Чей-то мул с металлическим колокольчиком на шее во главе целого стада — десять, двадцать, сорок мулов — появился на площади; и вместо того чтобы идти по дороге, животные протопали по травяному ковру английского парка — гордости алькальда — и пересекли газон, вызвав страшный переполох в алькальдии. Дежурные швыряли в них палки, служащие выбежали из контор, а дон Паскуалито, не в силах покинуть свое кресло, чуть было не потерял сознание.

Поток мордастых, ушастых, лоснящихся, выбивающих подковами искры животных остановился, ошалело закрутился на месте под вопли дежурных, бросавших в мулов палки, махавших шляпами. На помощь дежурным алькальдии сбежались жители соседних домов и, разумеется, ребятишки, высыпавшие отовсюду.

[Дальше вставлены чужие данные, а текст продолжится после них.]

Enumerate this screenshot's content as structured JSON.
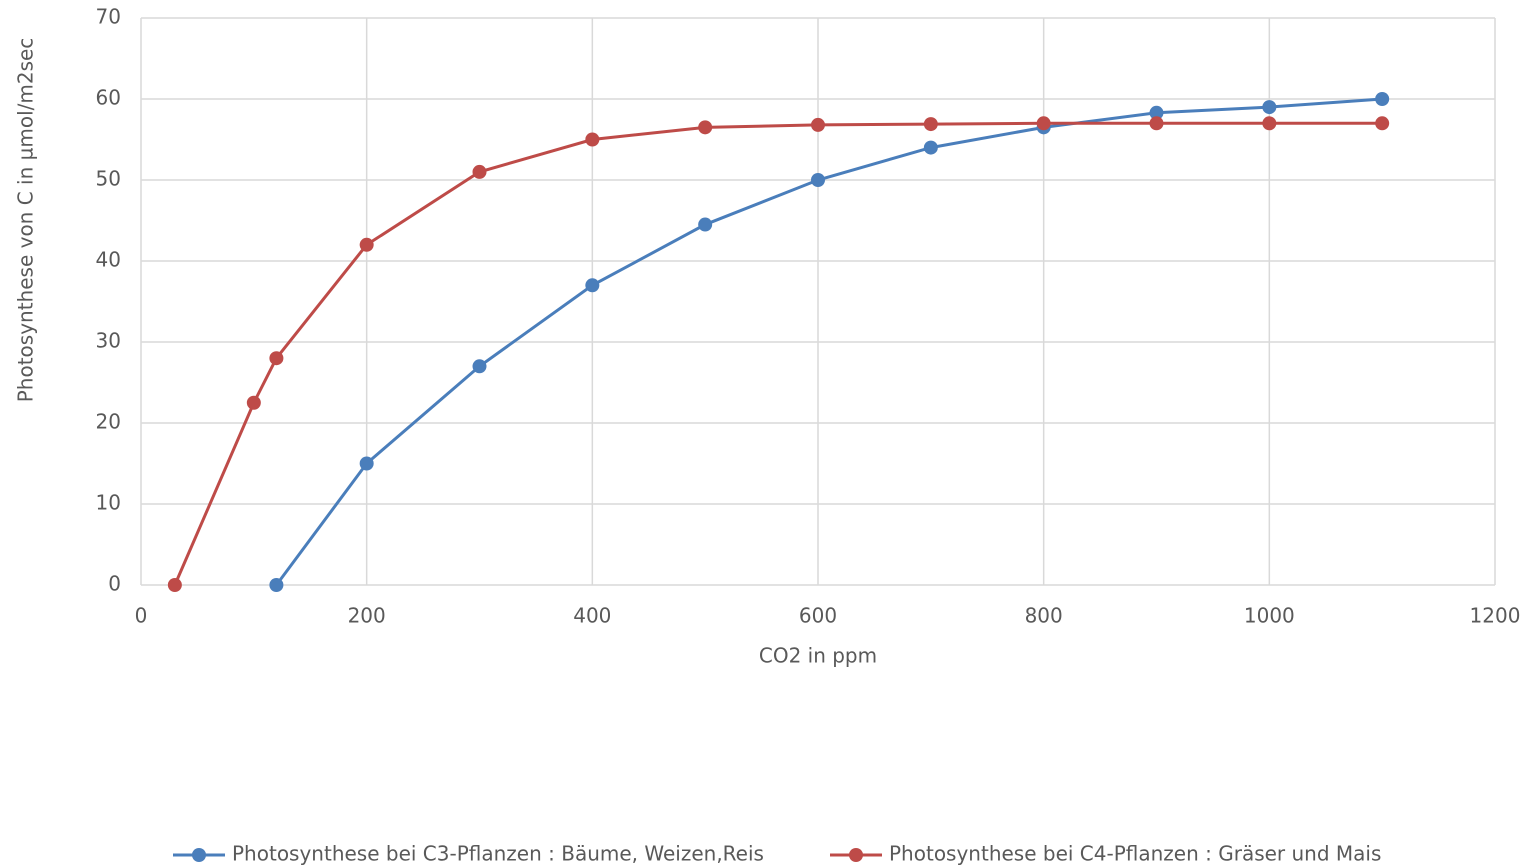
{
  "chart_data": {
    "type": "line",
    "x_label": "CO2 in ppm",
    "y_label": "Photosynthese von C in µmol/m2sec",
    "series": [
      {
        "name": "Photosynthese bei C3-Pflanzen : Bäume, Weizen,Reis",
        "color": "#4a7ebb",
        "x": [
          120,
          200,
          300,
          400,
          500,
          600,
          700,
          800,
          900,
          1000,
          1100
        ],
        "values": [
          0,
          15,
          27,
          37,
          44.5,
          50,
          54,
          56.5,
          58.3,
          59,
          60
        ]
      },
      {
        "name": "Photosynthese bei C4-Pflanzen : Gräser und Mais",
        "color": "#be4b48",
        "x": [
          30,
          100,
          120,
          200,
          300,
          400,
          500,
          600,
          700,
          800,
          900,
          1000,
          1100
        ],
        "values": [
          0,
          22.5,
          28,
          42,
          51,
          55,
          56.5,
          56.8,
          56.9,
          57,
          57,
          57,
          57
        ]
      }
    ],
    "xlim": [
      0,
      1200
    ],
    "xticks": [
      0,
      200,
      400,
      600,
      800,
      1000,
      1200
    ],
    "ylim": [
      0,
      70
    ],
    "yticks": [
      0,
      10,
      20,
      30,
      40,
      50,
      60,
      70
    ],
    "grid": true,
    "legend": "bottom"
  }
}
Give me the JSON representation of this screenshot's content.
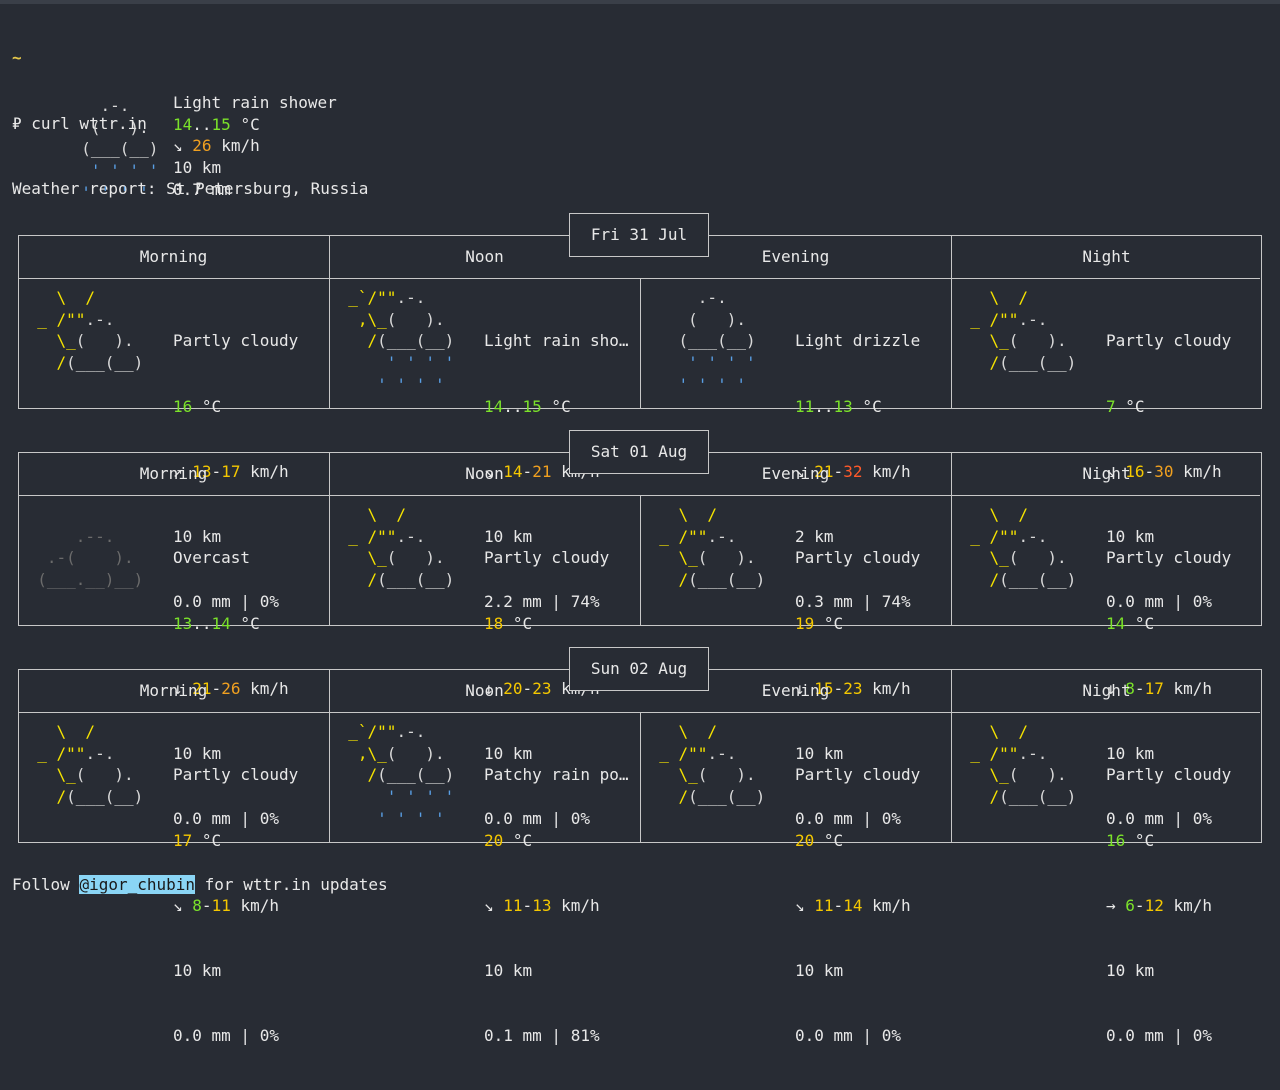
{
  "terminal": {
    "tilde": "~",
    "prompt_line": "₽ curl wttr.in",
    "report_title": "Weather report: St Petersburg, Russia"
  },
  "current": {
    "desc": "Light rain shower",
    "temp_lo": "14",
    "temp_hi": "15",
    "temp_unit": "°C",
    "wind_arrow": "↘",
    "wind": "26",
    "wind_unit": "km/h",
    "visibility": "10 km",
    "precip": "0.7 mm"
  },
  "days": [
    {
      "date": "Fri 31 Jul",
      "periods": [
        {
          "name": "Morning",
          "desc": "Partly cloudy",
          "temp": "16",
          "temp2": "",
          "wind_arrow": "↗",
          "w1": "13",
          "w2": "17",
          "vis": "10 km",
          "precip": "0.0 mm | 0%"
        },
        {
          "name": "Noon",
          "desc": "Light rain sho…",
          "temp": "14",
          "temp2": "15",
          "wind_arrow": "↘",
          "w1": "14",
          "w2": "21",
          "vis": "10 km",
          "precip": "2.2 mm | 74%"
        },
        {
          "name": "Evening",
          "desc": "Light drizzle",
          "temp": "11",
          "temp2": "13",
          "wind_arrow": "↘",
          "w1": "21",
          "w2": "32",
          "vis": "2 km",
          "precip": "0.3 mm | 74%"
        },
        {
          "name": "Night",
          "desc": "Partly cloudy",
          "temp": "7",
          "temp2": "",
          "wind_arrow": "↘",
          "w1": "16",
          "w2": "30",
          "vis": "10 km",
          "precip": "0.0 mm | 0%"
        }
      ]
    },
    {
      "date": "Sat 01 Aug",
      "periods": [
        {
          "name": "Morning",
          "desc": "Overcast",
          "temp": "13",
          "temp2": "14",
          "wind_arrow": "↓",
          "w1": "21",
          "w2": "26",
          "vis": "10 km",
          "precip": "0.0 mm | 0%"
        },
        {
          "name": "Noon",
          "desc": "Partly cloudy",
          "temp": "18",
          "temp2": "",
          "wind_arrow": "↓",
          "w1": "20",
          "w2": "23",
          "vis": "10 km",
          "precip": "0.0 mm | 0%"
        },
        {
          "name": "Evening",
          "desc": "Partly cloudy",
          "temp": "19",
          "temp2": "",
          "wind_arrow": "↓",
          "w1": "15",
          "w2": "23",
          "vis": "10 km",
          "precip": "0.0 mm | 0%"
        },
        {
          "name": "Night",
          "desc": "Partly cloudy",
          "temp": "14",
          "temp2": "",
          "wind_arrow": "↓",
          "w1": "8",
          "w2": "17",
          "vis": "10 km",
          "precip": "0.0 mm | 0%"
        }
      ]
    },
    {
      "date": "Sun 02 Aug",
      "periods": [
        {
          "name": "Morning",
          "desc": "Partly cloudy",
          "temp": "17",
          "temp2": "",
          "wind_arrow": "↘",
          "w1": "8",
          "w2": "11",
          "vis": "10 km",
          "precip": "0.0 mm | 0%"
        },
        {
          "name": "Noon",
          "desc": "Patchy rain po…",
          "temp": "20",
          "temp2": "",
          "wind_arrow": "↘",
          "w1": "11",
          "w2": "13",
          "vis": "10 km",
          "precip": "0.1 mm | 81%"
        },
        {
          "name": "Evening",
          "desc": "Partly cloudy",
          "temp": "20",
          "temp2": "",
          "wind_arrow": "↘",
          "w1": "11",
          "w2": "14",
          "vis": "10 km",
          "precip": "0.0 mm | 0%"
        },
        {
          "name": "Night",
          "desc": "Partly cloudy",
          "temp": "16",
          "temp2": "",
          "wind_arrow": "→",
          "w1": "6",
          "w2": "12",
          "vis": "10 km",
          "precip": "0.0 mm | 0%"
        }
      ]
    }
  ],
  "footer": {
    "prefix": "Follow ",
    "handle": "@igor_chubin",
    "suffix": " for wttr.in updates"
  }
}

Из церкви выскочил священник. Что случилось? Что происходит на площади?.. Как был, в стихаре, забыв снять эстолу с шеи, он поспешил к Пьедрасанте и другим завсегдатаям «Равноденствия», бросившимся на улицу, как и все остальные, поглазеть на происходившее.

— Вот видите, падре, как мы живем здесь… — комментировал Пьедрасанта. — На малейший шум мы срываемся с места. Не только вы, но и все мы побежали, даже кричали: «Святый боже!»

— Не будет ли правильнее сказать, мой добрый Ихинио, что мы находимся на кратере вулкана?

— Вы имеете в виду вызов, брошенный вам североамериканскими евангелистами, соревнование с ними?

— Ну, что вы! Никакого соревнования с ними не может быть, и ни о каких сравнениях не может быть и речи.

— Мне стало известно, что эти евангелисты купили пустырь, собираются строить свою часовню. Тот, кто хочет нас завоевать, даже к богу своему тащит…

— Ты же Пьедрасанта[98], и тебе-то надобно бы знать, что господь един, а все прочее — богохульство!..

— В ваше отсутствие, падре, они очень активно действовали, распространяли разные брошюры и — что особенно важно — раздавали деньжата…

— Что ж, увидим, увидим… — С этими словами священник, подобрав сутану, отправился снова крестить.

Пошел он, уверенный в том, что… И все пошли восвояси, уверенные в том, что… дело началось.